Vinny’s arm was around me. “Annie, I think maybe you need to relax a little.”
I snorted. “Relax?”
“Forget about the paper for a little while and be here with your mom. I have to get going.”
And with his words, I forgot about the paper, I forgot about Marty, and I forgot about Dick Whitfield, even though I could still smell the McDonald’s French fries scent emanating from his person. I looked at Vinny. “You have to go?”
He walked me away from everyone and to the doors that led back into the hallway. “I have something that can’t wait.” He put his fingers under my chin and lifted my face toward his. “I’ll be back.” His lips brushed mine, and he left me standing there.
MY MOTHER WAS touching my arm, asking me to wake up. I squinted an
d caught the blue scrubs of a masked doctor standing in front of us.
“He’s still critical, but he’ll pull out of this,” the doctor was telling my mother.
She nodded, smiling, tears in her eyes, and she pulled me up and hugged me.
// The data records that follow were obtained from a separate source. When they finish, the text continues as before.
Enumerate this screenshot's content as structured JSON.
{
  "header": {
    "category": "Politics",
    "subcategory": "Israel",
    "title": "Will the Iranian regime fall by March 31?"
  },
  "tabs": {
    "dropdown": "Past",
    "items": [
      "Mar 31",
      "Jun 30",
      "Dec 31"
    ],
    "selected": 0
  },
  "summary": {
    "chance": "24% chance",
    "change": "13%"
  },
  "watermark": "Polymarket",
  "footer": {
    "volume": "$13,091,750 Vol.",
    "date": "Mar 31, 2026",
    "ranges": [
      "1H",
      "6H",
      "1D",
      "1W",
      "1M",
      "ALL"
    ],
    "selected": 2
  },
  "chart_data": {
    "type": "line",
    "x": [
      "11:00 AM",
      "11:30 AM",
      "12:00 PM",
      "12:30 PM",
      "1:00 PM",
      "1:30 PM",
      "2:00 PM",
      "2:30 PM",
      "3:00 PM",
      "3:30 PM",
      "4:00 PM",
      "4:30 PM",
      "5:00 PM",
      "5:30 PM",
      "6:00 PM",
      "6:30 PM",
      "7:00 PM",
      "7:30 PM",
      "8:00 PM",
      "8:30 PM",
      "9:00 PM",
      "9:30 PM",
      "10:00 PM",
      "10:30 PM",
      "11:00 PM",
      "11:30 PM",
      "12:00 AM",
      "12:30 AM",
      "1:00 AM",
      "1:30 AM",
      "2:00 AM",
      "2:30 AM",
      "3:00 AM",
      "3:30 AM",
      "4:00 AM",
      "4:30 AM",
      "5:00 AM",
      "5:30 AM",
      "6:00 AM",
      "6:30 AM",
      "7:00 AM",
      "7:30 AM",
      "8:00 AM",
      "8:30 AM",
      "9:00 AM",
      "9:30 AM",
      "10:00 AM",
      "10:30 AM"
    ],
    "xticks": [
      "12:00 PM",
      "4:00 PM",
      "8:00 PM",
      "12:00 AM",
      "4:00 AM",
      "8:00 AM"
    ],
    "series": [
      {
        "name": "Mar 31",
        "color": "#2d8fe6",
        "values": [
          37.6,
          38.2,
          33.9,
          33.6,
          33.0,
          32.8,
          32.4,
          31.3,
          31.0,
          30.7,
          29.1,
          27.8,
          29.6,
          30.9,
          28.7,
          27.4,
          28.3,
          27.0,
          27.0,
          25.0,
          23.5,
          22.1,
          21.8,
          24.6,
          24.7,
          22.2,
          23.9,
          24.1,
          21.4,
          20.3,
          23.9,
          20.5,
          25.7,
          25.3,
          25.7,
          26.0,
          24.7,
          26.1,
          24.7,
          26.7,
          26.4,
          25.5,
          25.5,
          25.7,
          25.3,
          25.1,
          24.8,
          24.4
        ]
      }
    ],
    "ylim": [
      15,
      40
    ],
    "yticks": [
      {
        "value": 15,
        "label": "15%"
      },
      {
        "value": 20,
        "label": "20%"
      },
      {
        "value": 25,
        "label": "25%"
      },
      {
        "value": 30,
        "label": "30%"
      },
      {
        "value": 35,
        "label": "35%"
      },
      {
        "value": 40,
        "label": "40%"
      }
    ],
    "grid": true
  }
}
“It’s going to be a bit of a recuperation. I understand he lives in Las Vegas?”
I didn’t hear anything more. The doctor spoke softly to my mother, and I glanced around and saw Tom leaning against the wall across the room. I went over to him. “Hey,” I said. “Doctor says he’s going to be okay.”
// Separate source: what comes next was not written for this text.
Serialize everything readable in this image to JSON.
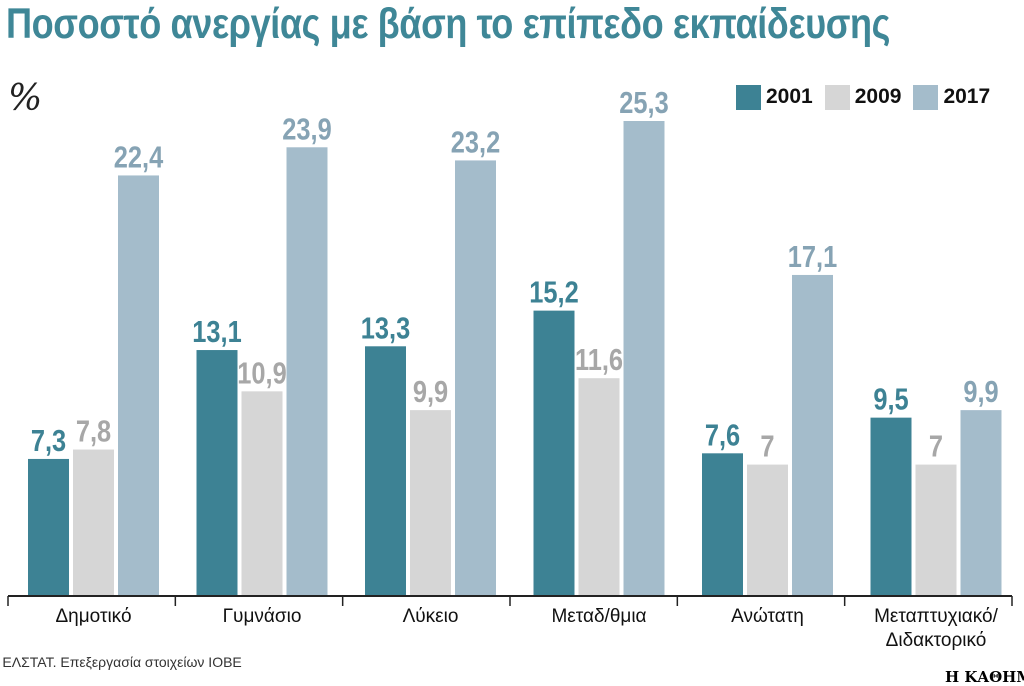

He nodded, smiling, but something was missing, something I’d gotten used to seeing and was gone for good now.
“Do you need my statement now?” I asked.
“We can go across the hall and do it there, okay? Paula’s coming along.”
I noticed her then, still waiting, like the rest of us. “Sure.”
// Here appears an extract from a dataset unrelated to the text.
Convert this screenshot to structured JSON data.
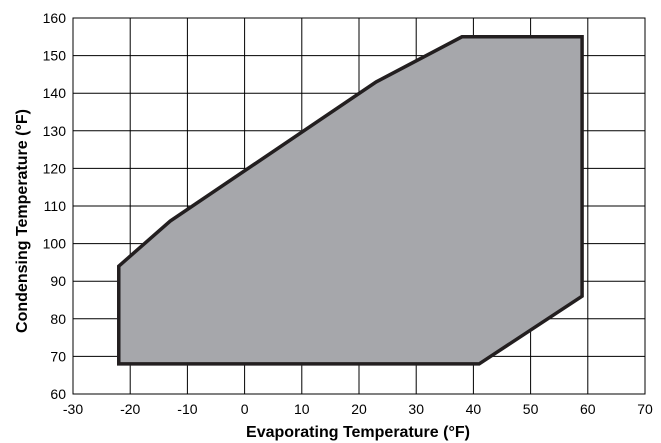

Something else, or rather someone else, was missing, too. Vinny hadn’t come back yet. Had he said he was going to?
The questions just kept coming and coming. I told them everything I knew. My father would have to fill in the holes when he woke up. I still couldn’t believe that Pete Amato had tried to kill both of us. Had killed LeeAnn.
But then I remembered Amber.
“Did you find my neighbor, Tom?”
Tom and Paula exchanged a look.
“What?” I asked.
“This isn’t the first time she’s been involved in something criminal,” Tom said. “Six years ago, she was living in Virginia and a farmer got killed. Seems he owned a chicken farm, but he wasn’t looking to sell eggs. He was raising chickens to be slaughtered for one of those fast-food chains. They found him with his throat slit and the chickens were gone.” He paused. “Amber’s boyfriend is serving a life term. She was never charged. She testified against him, but he claims it was all her idea. So it’s he said/she said. Jury bought her story and locked him up.”
“And she moved here,” Paula said. “One of the cops down there called us when she moved, said we might want to keep an eye on her. He thought she had more to do with it but couldn’t prove it. But she kept her nose clean here. She still protested the treatment of chickens, but the protests were uneventful. We stopped paying attention to her, especially after 9/11. We just didn’t have time for someone like her.”